Destabilization of a liquid metal by nonuniform Joule heating.

We study the effect of an impressing AC magnetic field at the bottom of a liquid metal layer of thickness h. In this situation the fluid is set in motion by the buoyancy forces caused by internal heat sources. The heat sources, caused by the Joule effect induced by the AC field, present an exponentially decaying profile, with characteristic length δ. As the magnetic field is horizontal, the Lorentz force has no influence on the dynamics of the system since it contributes only to the magnetic pressure. We propose an analysis of both the transient and fully developed regimes using linear stability analysis (LSA) and direct numerical simulations (DNSs).
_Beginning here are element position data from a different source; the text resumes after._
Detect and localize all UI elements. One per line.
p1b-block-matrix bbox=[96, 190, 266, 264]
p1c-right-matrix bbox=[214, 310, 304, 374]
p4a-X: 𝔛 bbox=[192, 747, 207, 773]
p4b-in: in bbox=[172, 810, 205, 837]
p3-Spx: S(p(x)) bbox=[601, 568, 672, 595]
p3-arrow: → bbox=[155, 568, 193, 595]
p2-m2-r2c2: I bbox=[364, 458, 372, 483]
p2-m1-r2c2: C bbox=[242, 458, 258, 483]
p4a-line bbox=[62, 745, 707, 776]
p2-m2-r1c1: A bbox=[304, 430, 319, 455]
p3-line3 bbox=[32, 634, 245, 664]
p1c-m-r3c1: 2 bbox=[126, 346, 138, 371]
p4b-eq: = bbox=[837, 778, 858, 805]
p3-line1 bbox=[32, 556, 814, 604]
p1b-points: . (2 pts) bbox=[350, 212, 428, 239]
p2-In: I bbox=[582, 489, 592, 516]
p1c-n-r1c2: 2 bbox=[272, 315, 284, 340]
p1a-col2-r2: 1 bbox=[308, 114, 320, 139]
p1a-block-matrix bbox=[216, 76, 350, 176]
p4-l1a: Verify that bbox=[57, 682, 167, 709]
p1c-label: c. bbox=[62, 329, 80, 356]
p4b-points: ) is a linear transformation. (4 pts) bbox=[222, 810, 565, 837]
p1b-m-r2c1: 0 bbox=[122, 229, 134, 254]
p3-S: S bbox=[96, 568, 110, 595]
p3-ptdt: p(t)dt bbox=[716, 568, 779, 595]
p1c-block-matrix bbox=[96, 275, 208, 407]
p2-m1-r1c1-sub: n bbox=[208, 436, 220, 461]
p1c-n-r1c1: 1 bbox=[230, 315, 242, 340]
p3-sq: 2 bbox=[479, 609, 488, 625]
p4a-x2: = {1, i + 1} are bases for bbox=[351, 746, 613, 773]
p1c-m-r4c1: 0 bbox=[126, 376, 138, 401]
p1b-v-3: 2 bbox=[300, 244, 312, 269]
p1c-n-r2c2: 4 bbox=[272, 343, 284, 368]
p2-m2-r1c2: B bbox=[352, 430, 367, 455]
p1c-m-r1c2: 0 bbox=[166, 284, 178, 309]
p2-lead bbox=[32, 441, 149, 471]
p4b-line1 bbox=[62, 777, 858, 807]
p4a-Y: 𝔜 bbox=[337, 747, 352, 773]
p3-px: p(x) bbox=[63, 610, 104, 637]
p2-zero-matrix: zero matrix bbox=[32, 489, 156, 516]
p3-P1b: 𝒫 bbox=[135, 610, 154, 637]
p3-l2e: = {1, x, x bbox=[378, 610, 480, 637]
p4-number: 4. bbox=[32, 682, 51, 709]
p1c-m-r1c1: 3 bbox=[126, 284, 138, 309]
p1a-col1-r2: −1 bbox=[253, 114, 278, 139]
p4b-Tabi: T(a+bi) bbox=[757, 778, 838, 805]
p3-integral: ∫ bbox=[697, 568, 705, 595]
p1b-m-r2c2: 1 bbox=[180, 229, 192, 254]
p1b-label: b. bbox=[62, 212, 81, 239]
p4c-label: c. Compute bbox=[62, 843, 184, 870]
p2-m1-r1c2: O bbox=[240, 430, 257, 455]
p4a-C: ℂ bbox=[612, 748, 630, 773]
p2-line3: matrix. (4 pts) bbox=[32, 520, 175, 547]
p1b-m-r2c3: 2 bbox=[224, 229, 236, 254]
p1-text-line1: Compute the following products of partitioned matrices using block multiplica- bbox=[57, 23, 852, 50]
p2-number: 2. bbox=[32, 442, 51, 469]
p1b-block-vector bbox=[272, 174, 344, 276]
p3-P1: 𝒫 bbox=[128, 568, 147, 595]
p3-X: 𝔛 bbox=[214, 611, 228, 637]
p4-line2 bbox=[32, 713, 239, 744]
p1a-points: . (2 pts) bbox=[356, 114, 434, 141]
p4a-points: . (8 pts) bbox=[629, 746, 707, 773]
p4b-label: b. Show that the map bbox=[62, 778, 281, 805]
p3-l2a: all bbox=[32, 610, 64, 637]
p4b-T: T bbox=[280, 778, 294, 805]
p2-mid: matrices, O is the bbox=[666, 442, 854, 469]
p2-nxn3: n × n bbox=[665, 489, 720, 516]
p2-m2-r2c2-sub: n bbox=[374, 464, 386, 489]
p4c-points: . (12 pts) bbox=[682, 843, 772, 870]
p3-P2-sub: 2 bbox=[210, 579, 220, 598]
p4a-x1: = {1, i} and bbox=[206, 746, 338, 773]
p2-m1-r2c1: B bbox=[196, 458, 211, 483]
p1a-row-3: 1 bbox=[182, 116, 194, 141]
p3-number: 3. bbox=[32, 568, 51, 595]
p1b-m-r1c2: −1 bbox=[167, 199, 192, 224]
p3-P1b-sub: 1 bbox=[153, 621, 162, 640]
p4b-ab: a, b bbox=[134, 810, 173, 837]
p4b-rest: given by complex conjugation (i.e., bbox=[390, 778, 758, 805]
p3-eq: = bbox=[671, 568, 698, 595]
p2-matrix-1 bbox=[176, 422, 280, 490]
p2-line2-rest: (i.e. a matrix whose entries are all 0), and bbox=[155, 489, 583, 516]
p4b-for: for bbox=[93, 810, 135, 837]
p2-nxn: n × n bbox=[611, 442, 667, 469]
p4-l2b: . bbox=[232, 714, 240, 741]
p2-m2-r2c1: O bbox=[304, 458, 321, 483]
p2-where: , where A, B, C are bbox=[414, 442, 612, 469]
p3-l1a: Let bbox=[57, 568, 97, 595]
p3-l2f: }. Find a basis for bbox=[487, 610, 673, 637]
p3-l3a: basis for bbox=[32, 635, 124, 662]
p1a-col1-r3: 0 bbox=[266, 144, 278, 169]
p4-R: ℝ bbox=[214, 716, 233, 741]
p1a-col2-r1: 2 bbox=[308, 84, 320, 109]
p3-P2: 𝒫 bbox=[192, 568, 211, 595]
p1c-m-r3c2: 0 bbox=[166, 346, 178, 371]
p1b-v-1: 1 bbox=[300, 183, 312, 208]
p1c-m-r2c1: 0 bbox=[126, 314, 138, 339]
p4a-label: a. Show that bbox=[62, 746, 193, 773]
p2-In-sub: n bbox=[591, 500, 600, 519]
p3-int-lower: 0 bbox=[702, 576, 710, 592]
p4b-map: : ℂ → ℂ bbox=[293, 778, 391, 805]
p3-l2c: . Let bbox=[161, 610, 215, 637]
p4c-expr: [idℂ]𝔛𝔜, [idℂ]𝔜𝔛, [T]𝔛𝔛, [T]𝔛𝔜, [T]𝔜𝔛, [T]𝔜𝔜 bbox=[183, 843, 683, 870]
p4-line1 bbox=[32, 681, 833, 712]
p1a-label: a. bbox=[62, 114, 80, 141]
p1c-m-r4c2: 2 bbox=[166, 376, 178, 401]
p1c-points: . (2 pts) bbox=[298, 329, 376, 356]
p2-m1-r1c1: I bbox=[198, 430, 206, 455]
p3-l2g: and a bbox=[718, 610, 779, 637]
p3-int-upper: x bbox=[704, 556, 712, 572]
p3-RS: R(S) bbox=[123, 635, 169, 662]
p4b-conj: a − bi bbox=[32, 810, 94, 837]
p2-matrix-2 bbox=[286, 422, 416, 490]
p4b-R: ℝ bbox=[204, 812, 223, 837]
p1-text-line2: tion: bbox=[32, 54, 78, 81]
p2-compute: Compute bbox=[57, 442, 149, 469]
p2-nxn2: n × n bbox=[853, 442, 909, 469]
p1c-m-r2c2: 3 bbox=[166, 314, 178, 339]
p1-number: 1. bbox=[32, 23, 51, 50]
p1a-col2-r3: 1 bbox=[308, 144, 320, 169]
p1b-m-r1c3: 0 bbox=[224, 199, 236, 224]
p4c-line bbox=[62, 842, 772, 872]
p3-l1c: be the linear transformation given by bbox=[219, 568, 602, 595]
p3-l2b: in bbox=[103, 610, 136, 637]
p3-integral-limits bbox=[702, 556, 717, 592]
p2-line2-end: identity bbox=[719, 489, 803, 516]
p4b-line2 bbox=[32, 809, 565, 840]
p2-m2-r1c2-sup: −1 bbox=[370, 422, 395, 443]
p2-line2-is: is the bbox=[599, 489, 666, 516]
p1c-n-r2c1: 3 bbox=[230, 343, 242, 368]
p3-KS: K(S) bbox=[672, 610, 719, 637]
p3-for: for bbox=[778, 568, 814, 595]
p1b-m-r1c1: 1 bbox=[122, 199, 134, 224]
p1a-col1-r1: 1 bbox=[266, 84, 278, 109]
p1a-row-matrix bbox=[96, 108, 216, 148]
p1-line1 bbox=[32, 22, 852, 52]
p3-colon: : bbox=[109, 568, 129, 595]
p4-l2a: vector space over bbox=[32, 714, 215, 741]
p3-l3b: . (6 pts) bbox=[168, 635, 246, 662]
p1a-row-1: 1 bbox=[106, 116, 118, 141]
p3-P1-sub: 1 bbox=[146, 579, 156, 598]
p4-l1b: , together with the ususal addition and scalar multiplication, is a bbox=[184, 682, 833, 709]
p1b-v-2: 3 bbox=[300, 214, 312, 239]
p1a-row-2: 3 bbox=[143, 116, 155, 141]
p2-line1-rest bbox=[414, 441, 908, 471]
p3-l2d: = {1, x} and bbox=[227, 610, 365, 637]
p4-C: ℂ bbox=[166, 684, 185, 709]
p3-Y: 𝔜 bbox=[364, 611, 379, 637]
The transient period is governed by the temporal evolution of the temperature field as well as the development of the convective instability, which can be concomitant and therefore requires adopting a transient LSA algorithm to track these two effects. The DNSs have been performed for various distributions of the heat sources and various total heat input. This corresponds to independently varying δ/h in the range 0.04≤δ/h≤0.45 and a Rayleigh number 1.1×10^{4}≤Ra≤1.2×10^{5}. We observe the relaxation of the temperature up to the steady conductive profile before the transition to the nonlinear regime when Ra is small, whereas for larger Ra, nonlinear effects appear during the relaxation of the temperature profile. The unsteadiness of the temperature field significantly alters the development of the instability because of a much smaller growth rate. Surprisingly, we observe that δ/h has only a limited influence on averaged quantities as well as on the patterns for both the linear and nonlinear regimes. This comes with the fact that the profiles present an apparent reflectional symmetry, despite the asymmetry of the governing equations.